Posted: Sun Jun 18, 2017 11:19 am
by rish0201
I want to generate sequence numbers starting from 1 every time the job run.
Number should be generated in sequence without gaps in 4 node job.

Thing i have already tried
1) (@inrownum - 1) * @numpartitions + @partitionnum + 1
The above formula only works in 2 node.

2) Column generator - It creates gaps between numbers in 4 nodes and the numbers are not in sequence.

3) Surrogate Key - It takes the last highest value and starts from there. I want it to start from 1 for each job run.
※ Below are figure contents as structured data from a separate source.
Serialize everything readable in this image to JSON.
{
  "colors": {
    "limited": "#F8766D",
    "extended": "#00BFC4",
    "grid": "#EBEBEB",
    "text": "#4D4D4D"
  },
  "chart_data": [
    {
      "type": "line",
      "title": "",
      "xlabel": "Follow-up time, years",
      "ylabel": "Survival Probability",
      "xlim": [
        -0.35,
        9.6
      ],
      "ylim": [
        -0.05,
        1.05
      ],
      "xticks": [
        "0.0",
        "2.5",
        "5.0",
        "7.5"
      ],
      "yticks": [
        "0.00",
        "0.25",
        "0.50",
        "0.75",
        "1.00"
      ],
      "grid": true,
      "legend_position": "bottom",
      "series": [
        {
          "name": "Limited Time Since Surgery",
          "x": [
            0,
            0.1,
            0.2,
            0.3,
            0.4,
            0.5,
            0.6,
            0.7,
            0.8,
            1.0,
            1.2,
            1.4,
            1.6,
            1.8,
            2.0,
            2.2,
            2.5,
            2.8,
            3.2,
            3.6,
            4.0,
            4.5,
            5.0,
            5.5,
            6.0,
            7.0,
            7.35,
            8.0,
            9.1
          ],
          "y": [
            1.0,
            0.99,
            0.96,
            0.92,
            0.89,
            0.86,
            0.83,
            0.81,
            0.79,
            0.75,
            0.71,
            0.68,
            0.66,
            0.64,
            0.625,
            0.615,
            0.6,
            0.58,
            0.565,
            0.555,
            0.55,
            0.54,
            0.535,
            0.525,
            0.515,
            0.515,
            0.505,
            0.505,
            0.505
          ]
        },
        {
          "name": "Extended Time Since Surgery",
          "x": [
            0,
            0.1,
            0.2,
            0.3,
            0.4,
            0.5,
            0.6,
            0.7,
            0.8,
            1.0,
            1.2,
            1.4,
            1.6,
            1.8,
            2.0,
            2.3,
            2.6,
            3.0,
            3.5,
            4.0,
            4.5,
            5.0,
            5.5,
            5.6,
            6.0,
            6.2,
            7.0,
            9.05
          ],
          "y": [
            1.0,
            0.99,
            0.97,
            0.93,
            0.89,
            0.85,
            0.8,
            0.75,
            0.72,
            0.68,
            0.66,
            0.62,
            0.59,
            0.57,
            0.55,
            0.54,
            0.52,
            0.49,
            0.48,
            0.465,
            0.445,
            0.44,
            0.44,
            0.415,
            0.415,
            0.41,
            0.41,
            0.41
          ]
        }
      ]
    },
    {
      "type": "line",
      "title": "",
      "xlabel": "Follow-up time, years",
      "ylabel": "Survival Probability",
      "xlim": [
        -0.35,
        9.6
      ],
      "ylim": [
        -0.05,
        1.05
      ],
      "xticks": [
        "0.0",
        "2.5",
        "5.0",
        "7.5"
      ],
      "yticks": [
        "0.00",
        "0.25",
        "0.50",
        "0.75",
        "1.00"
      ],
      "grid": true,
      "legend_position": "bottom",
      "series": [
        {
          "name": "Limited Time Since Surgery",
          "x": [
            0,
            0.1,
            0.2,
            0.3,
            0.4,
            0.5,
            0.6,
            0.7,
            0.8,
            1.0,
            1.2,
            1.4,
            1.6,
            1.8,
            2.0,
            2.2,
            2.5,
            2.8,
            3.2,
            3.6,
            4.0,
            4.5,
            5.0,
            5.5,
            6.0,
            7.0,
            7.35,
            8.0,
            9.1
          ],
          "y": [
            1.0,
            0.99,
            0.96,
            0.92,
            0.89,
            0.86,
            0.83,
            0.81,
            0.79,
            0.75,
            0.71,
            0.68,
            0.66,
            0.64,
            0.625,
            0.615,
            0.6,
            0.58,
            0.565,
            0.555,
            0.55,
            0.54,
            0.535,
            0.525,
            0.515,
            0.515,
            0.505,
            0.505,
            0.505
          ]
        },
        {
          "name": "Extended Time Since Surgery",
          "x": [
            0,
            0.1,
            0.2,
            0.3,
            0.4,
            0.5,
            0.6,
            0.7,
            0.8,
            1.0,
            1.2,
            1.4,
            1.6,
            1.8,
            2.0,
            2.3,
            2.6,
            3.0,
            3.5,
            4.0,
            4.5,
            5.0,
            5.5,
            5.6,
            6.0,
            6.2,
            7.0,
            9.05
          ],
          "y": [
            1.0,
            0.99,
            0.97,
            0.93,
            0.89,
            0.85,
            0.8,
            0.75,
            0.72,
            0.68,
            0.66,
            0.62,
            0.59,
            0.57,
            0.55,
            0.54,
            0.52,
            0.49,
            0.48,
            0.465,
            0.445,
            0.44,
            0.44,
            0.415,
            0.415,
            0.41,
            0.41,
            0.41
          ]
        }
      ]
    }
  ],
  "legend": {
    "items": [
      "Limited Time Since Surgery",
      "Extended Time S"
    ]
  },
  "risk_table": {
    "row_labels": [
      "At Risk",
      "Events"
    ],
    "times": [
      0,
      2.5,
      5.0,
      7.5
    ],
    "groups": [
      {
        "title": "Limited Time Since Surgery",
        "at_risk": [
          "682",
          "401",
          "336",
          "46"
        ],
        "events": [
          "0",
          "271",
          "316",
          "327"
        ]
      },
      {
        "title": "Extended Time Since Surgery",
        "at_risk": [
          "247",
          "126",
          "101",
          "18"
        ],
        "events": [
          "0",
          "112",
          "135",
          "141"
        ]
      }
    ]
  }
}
Is there any way to reset the key ?

Any suggestions is welcome.

Thanks in Advance.

Posted: Sun Jun 18, 2017 6:23 pm
by ray.wurlod
In what way does the given expression "not work" with four nodes?

Posted: Wed Jun 21, 2017 3:02 am
by rish0201
In 4 nodes the numbers are not generated in sequence. It leaves gaps in between.

Posted: Wed Jun 21, 2017 7:08 am
by Mike
Did you use round robin partitioning method?

Mike

Re: Generate sequence number using parallel job

Posted: Wed Jun 21, 2017 7:51 am
by chulett
rish0201 wrote:I want it to start from 1 for each job run.
Then it would seem you do not have a need for any kind of surrogate key 'generator' but simply need a counter. At its most simple, you could use a stage variable for that, initial value of zero, increment for each record... as long as you handled the partitioning properly.

Re: Generate sequence number using parallel job

Posted: Thu Jun 22, 2017 4:59 am
by Neelabh
As inferred by @Mike as well this method requires data to be evenly distributed across all partition hence it works well with Round Robin partitioning. If not it will generate sequence with "gaps" (i.e. what you are observing).

Use other methods as suggested by craig.

1) Use Stage variable.

2) If source is seq. file stage generate row number.

3) If database use row_number function.

4) Enable transformer stage to run on a single node and use @INROWNUM

Posted: Thu Jun 22, 2017 5:45 am
by boxtoby
Hi,

You weren't far out with your original idea.

Here's what I use: (@PARTITIONNUM+1)*10 : @OUTROWNUM

Use @OUTROWNUM rather than @INROWNUM to aviod problems with funnel stages etc.

Hope that helps!

Cheers,
Bob.